The collective agreement between OPG and PWU expired on March 31, 2018. A tentative agreement was reached on June 4, 2018 and was rejected by a majority of PWU’s membership. OPG indicated that this tentative agreement was its final offer. Following further negotiations, the agreement was presented to the PWU membership for a second ratification vote. It was rejected again on December 13, 2018. The parties are at a deadlock, and PWU gave notice of a strike on December 14, 2018. A Power Workers’ Union strike at Ontario Power Generation would put the reliability of Ontario’s electricity system at risk. The shutdown of OPG’s nuclear and hydroelectric facilities could start within seven days. At that point Ontario would not have the generation needed to meet consumer demand and customers would begin losing power.
Prohibition and termination of strikes and lock-outs
The proposed amendments to the Labour Relations Act, 1995 would prohibit and stop any strikes or lockouts between OPG and PWU for the current round of bargaining and send all matters in dispute to a mediator-arbitrator for a fair dispute resolution process.

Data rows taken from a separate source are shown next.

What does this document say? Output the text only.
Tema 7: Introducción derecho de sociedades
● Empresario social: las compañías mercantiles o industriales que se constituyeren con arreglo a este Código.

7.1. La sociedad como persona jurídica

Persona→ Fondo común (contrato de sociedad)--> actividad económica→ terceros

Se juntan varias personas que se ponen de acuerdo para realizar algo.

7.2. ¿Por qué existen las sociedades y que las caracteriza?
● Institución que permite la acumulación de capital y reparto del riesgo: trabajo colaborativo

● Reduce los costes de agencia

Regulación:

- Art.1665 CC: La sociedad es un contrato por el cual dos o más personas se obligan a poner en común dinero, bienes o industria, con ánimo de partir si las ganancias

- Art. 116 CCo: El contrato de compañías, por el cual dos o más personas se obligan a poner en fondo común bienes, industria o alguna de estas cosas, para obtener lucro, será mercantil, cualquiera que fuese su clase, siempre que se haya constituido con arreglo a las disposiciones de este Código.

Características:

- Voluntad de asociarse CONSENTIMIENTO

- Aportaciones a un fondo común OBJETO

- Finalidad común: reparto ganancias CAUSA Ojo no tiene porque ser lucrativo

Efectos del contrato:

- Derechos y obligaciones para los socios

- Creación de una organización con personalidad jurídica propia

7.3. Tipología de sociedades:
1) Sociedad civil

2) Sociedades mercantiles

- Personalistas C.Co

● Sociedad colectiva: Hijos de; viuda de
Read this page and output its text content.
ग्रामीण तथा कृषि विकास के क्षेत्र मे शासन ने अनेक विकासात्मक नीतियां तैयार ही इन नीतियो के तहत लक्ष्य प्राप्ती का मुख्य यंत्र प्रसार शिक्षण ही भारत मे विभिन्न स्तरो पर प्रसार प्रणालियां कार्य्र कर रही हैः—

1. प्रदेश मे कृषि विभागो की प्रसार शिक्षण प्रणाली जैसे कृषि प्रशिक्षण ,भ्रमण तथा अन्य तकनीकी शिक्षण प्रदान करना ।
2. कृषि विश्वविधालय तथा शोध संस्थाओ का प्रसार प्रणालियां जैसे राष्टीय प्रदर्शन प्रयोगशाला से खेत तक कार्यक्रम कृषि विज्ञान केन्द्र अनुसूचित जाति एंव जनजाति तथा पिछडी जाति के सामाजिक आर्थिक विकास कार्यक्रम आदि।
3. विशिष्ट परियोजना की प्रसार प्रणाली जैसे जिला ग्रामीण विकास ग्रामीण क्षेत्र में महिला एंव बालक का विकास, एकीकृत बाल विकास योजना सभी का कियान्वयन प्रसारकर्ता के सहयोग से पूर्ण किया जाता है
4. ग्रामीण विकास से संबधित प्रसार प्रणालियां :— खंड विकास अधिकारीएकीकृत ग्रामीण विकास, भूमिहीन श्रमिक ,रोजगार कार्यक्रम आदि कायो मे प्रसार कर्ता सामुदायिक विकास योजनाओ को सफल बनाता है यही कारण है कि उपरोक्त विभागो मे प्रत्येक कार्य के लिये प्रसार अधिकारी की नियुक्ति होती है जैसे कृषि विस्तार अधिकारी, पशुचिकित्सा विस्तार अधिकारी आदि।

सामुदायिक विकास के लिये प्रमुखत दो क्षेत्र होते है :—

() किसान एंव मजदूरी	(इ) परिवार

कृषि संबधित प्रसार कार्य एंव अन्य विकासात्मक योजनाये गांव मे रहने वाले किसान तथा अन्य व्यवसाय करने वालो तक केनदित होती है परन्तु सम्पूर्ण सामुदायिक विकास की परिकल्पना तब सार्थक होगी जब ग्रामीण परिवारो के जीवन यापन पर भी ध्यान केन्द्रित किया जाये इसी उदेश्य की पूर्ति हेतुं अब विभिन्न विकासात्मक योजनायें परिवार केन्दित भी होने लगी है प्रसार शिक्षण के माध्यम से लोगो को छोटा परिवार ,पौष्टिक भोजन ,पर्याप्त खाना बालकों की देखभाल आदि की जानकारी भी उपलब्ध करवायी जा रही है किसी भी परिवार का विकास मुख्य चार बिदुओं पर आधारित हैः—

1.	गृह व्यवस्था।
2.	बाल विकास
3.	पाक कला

If the amendments come into force, a strike or lock-out during this round of bargaining between OPG and PWU would be deemed to be an unlawful strike/lockout. Contravention of the Labour Relations Act, 1995 also constitutes an offence.
Appointment of Mediator-Arbitrator
All outstanding issues in dispute between OPG and PWU would be referred to a mediator-arbitrator for resolution.

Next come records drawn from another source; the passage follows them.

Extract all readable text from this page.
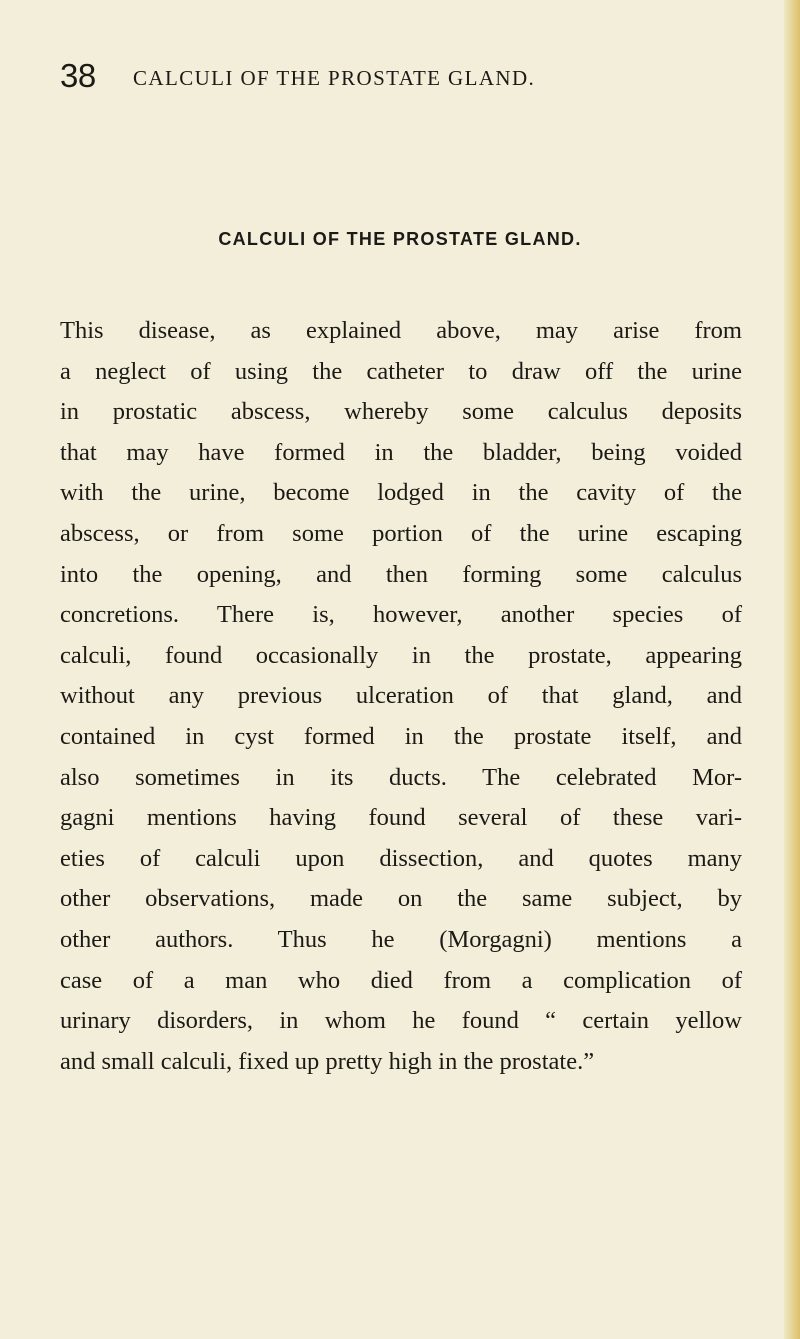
38 CALCULI OF THE PROSTATE GLAND.
CALCULI OF THE PROSTATE GLAND.
This disease, as explained above, may arise from
a neglect of using the catheter to draw off the urine
in prostatic abscess, whereby some calculus deposits
that may have formed in the bladder, being voided
with the urine, become lodged in the cavity of the
abscess, or from some portion of the urine escaping
into the opening, and then forming some calculus
concretions. There is, however, another species of
calculi, found occasionally in the prostate, appearing
without any previous ulceration of that gland, and
contained in cyst formed in the prostate itself, and
also sometimes in its ducts. The celebrated Mor-
gagni mentions having found several of these vari-
eties of calculi upon dissection, and quotes many
other observations, made on the same subject, by
other authors. Thus he (Morgagni) mentions a
case of a man who died from a complication of
urinary disorders, in whom he found “ certain yellow
and small calculi, fixed up pretty high in the prostate.”
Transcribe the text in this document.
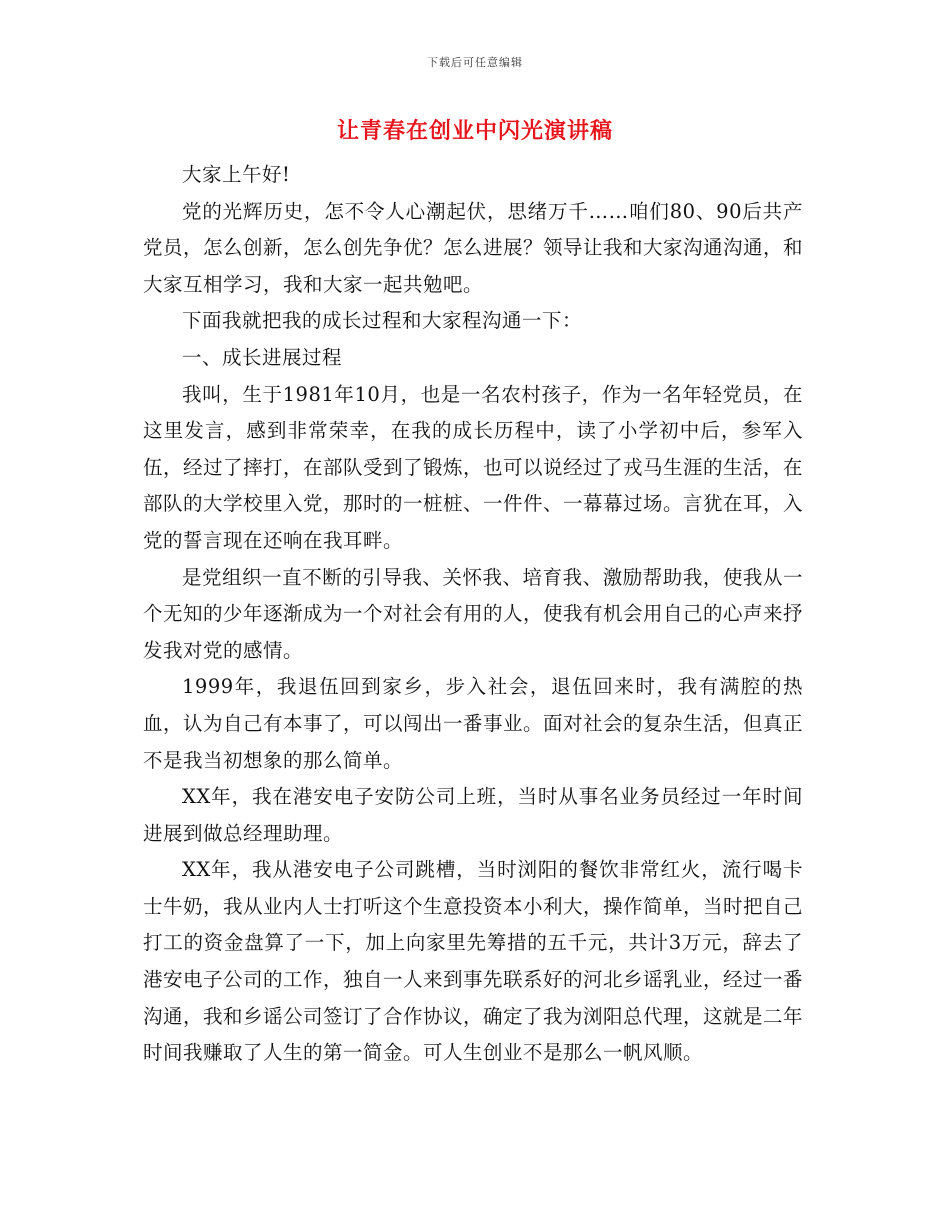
下载后可任意编辑
让青春在创业中闪光演讲稿

大家上午好!

党的光辉历史，怎不令人心潮起伏，思绪万千……咱们80、90后共产党员，怎么创新，怎么创先争优？怎么进展？领导让我和大家沟通沟通，和大家互相学习，我和大家一起共勉吧。

下面我就把我的成长过程和大家程沟通一下：

一、成长进展过程

我叫，生于1981年10月，也是一名农村孩子，作为一名年轻党员，在这里发言，感到非常荣幸，在我的成长历程中，读了小学初中后，参军入伍，经过了摔打，在部队受到了锻炼，也可以说经过了戎马生涯的生活，在部队的大学校里入党，那时的一桩桩、一件件、一幕幕过场。言犹在耳，入党的誓言现在还响在我耳畔。

是党组织一直不断的引导我、关怀我、培育我、激励帮助我，使我从一个无知的少年逐渐成为一个对社会有用的人，使我有机会用自己的心声来抒发我对党的感情。

1999年，我退伍回到家乡，步入社会，退伍回来时，我有满腔的热血，认为自己有本事了，可以闯出一番事业。面对社会的复杂生活，但真正不是我当初想象的那么简单。

XX年，我在港安电子安防公司上班，当时从事名业务员经过一年时间进展到做总经理助理。

XX年，我从港安电子公司跳槽，当时浏阳的餐饮非常红火，流行喝卡士牛奶，我从业内人士打听这个生意投资本小利大，操作简单，当时把自己打工的资金盘算了一下，加上向家里先筹措的五千元，共计3万元，辞去了港安电子公司的工作，独自一人来到事先联系好的河北乡谣乳业，经过一番沟通，我和乡谣公司签订了合作协议，确定了我为浏阳总代理，这就是二年时间我赚取了人生的第一简金。可人生创业不是那么一帆风顺。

OPG and PWU would have five days to agree on the appointment of a mediator-arbitrator and to notify the Minister of Labour. If they fail to do so, the Minister would appoint a mediator-arbitrator.
The mediator-arbitrator would have the exclusive power to determine all matters necessary to conclude a new collective agreement and would also have the ability to assist the parties in settling any related matter. The mediator-arbitrator would also select the method of dispute resolution.

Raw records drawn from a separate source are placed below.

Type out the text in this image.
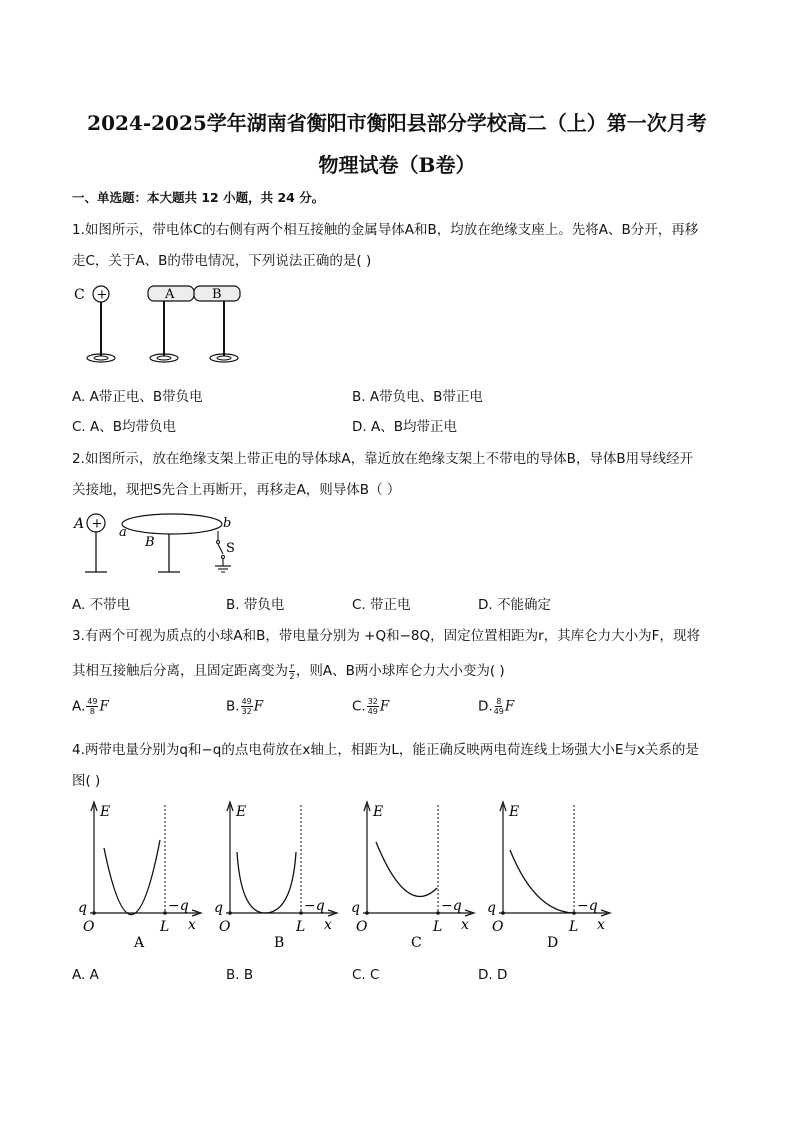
2024-2025学年湖南省衡阳市衡阳县部分学校高二（上）第一次月考
物理试卷（B卷）
一、单选题：本大题共 12 小题，共 24 分。
1.如图所示，带电体C的右侧有两个相互接触的金属导体A和B，均放在绝缘支座上。先将A、B分开，再移
走C，关于A、B的带电情况，下列说法正确的是( )
C +	A	B
A. A带正电、B带负电	B. A带负电、B带正电
C. A、B均带负电	D. A、B均带正电
2.如图所示，放在绝缘支架上带正电的导体球A，靠近放在绝缘支架上不带电的导体B，导体B用导线经开
关接地，现把S先合上再断开，再移走A，则导体B（ ）
A +
a
b
B	S
A. 不带电	B. 带负电	C. 带正电	D. 不能确定
3.有两个可视为质点的小球A和B，带电量分别为 +Q和−8Q，固定位置相距为r，其库仑力大小为F，现将
其相互接触后分离，且固定距离变为 $\frac{r}{2}$ ，则A、B两小球库仑力大小变为( )
A. $\frac{49}{8}$ F	B. $\frac{49}{32}$ F	C. $\frac{32}{49}$ F	D. $\frac{8}{49}$ F
4.两带电量分别为q和−q的点电荷放在x轴上，相距为L，能正确反映两电荷连线上场强大小E与x关系的是
图( )
E
q	−q
O	L x
A
E
q	−q
O	L x
B
E
q	−q
O	L x
C
E
q	−q
O	L x
D
A. A	B. B	C. C	D. D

The mediator-arbitrator would be required to begin the proceedings within 30 days of being appointed. The proposed amendments would also require the mediator-arbitrator to make an award within 90 days of his or her appointment. The parties and the mediator-arbitrator would have the power to extend these time limits, on agreement, before or after they expire.
In making the award, the mediator-arbitrator would be required to take into consideration all factors he or she considers relevant including certain listed criteria. The proposed amendments would also provide that the award would not be able to prevent the employer from disciplining or discharging an employee for just cause in respect of activities that took place during the time the parties were in a lawful strike/lockout position and ending on the date a new collective agreement is executed or comes into force.
The award would be final and binding on OPG, PWU, and all employees who are in the affected bargaining unit.
Nothing in the proposed amendments would prohibit the parties from continuing to negotiate, and they are encouraged to do so. If the parties execute a new collective agreement, they would be required to inform the mediator-arbitrator, and the dispute resolution process would terminate.
Until a new collective agreement is in place, the terms and conditions of employment that applied the day before a strike became lawful would continue to apply with respect to the employees in the affected bargaining unit represented by PWU, unless OPG and PWU agree otherwise.
Contravention of any provision of the Labour Relations Act, 1995 constitutes an offence (including the proposed provisions, if passed) punishable upon conviction by a fine of up to $2,000 for an individual and up to $25,000 in the case of an employer or trade union. Each day of contravention would constitute a separate offence.
A strike or lockout in contravention of the proposed amendments that would prohibit and terminate strikes and lock-outs would also be deemed an unlawful strike/lock-out under the Labour Relations Act, 1995, and the aggrieved party would be able to apply to the Ontario Labour Relations Board for a remedy.